Distributed/compressed regression rocks

TL;DR: This is a quick post about a relatively new pair of packages meant for fast, SQL-backed, regressions with fixed effects in R and Python.

I’ve only recently discovered the Python package duckreg (by Apoorva Lal and coauthors) and the R port dbreg by Grant McDermott, but I wanted to make a quick post about how amazingly fast these packages are after being blown away while testing them. Before I was as familiar with R, from the outside I thought that fixest was unbeatably fast for linear regression with fixed effects. Generally, fixest is definitely still king for most applied work. However, the benchmarks I’ll show below suggest that it can be beaten in at least one case (extremely large data), which has gotten me excited about big regressions using SQL backends. I wanted to share the excitement with this brief post. Full disclosure, I made a modest PR to dbreg recently so this is probably partly self promotion.

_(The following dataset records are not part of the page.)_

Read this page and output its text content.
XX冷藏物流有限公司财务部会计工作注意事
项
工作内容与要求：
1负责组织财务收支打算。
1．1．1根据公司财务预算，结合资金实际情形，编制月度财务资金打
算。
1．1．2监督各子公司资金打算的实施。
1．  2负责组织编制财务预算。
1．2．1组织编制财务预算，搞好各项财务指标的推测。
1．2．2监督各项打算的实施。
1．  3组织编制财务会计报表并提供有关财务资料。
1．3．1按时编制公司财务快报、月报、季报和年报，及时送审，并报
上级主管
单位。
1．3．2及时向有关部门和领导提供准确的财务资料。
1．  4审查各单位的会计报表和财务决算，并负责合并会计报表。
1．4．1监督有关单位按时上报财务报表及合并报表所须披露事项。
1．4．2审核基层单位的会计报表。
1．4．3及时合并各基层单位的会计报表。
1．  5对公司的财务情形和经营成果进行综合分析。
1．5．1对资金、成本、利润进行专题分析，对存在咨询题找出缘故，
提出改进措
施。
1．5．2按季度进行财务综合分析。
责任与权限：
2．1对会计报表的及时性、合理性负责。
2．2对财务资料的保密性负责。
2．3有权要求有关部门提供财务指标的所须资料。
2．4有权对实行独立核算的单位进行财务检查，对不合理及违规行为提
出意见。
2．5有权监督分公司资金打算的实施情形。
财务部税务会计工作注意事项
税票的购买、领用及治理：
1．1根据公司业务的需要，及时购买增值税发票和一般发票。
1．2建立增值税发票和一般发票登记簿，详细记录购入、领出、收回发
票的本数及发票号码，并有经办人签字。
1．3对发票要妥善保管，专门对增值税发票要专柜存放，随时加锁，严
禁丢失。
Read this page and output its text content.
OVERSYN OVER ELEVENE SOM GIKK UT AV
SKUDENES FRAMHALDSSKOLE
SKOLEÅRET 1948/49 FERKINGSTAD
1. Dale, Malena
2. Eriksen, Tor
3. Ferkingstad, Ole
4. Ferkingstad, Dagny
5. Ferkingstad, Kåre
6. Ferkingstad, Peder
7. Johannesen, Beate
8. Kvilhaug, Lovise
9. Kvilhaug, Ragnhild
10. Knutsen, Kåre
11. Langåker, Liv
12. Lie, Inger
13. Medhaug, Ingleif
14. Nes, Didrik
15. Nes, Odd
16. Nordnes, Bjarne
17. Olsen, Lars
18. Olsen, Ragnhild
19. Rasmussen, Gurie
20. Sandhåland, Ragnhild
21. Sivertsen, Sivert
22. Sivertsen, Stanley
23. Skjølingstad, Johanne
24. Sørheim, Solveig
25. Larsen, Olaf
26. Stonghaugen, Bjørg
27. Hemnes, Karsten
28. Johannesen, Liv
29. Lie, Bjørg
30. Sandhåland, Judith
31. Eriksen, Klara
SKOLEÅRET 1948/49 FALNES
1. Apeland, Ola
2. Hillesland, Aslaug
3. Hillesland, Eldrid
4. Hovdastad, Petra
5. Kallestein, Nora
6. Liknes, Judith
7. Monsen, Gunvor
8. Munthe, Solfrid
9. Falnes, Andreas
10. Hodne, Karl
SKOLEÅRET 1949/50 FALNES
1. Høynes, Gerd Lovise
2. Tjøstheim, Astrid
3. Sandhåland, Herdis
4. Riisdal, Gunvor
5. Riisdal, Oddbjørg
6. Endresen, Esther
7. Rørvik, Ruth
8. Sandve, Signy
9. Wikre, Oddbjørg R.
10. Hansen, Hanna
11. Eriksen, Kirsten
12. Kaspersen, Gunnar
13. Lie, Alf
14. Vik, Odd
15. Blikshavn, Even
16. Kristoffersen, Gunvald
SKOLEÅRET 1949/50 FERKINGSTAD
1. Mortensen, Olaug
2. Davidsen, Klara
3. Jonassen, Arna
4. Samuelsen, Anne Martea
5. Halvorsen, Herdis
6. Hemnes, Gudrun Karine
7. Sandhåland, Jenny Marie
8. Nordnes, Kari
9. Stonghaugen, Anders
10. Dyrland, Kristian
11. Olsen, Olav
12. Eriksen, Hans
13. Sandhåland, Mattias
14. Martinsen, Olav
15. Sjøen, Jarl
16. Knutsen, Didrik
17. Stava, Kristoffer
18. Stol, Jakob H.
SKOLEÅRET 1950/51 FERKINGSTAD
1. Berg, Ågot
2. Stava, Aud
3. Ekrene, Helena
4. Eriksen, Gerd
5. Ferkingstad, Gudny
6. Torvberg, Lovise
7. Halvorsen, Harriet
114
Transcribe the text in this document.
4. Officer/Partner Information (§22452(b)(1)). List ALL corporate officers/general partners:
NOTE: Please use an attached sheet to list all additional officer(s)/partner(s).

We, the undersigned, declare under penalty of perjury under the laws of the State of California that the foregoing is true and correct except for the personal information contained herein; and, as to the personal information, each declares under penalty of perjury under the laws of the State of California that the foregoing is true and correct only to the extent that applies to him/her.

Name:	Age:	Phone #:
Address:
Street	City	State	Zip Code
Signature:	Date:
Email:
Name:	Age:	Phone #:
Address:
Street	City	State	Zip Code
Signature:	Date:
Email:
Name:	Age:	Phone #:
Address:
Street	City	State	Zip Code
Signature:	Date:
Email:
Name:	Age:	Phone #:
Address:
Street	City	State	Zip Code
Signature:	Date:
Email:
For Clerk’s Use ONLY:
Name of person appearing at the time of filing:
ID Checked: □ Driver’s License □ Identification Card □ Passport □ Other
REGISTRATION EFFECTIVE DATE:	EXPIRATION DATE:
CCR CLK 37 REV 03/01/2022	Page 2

The idea(s) behind duckreg/dbreg

These packages are supported by a couple of key papers:

  1. Wong et al. (2021)
    • Demonstrates the optimal (lossless) “compression” that can be applied to large datasets to allow estimation of linear regressions and standard errors
  2. Wooldridge (2021)
    • Introduces the two-way Mundlak estimator, (among other things) allowing the inclusion of unit- and time- effects without “absorbing” the fixed effects in the ways common packages (e.g., fixest in R, reghdfe in Stata, FixedEffectModels in Julia) usually do.

In short, these two papers together show that (a) regressions can be broken down into a “compression” step, which uses any desired backend to shrink large datasets into much smaller matrices, and then an incredibly fast estimation step using that output, and (b) that two-way fixed effect regressions can be estimated simply by including a couple of carefully constructed additional regressors. Combining these two means that we can run (up to) two-way fixed effect regressions by constructing the appropriate additional covariates and then compressing accordingly. Whether or not this is faster than existing methods when the data can fit in memory, the key value of this strategy is that it unlocks the ability to run regressions on datasets that are far too large to hold in memory. In testing these packages, I was able to run event study regressions with billions of observations and many millions of fixed effects, which had previously been infeasible, in just a couple of minutes.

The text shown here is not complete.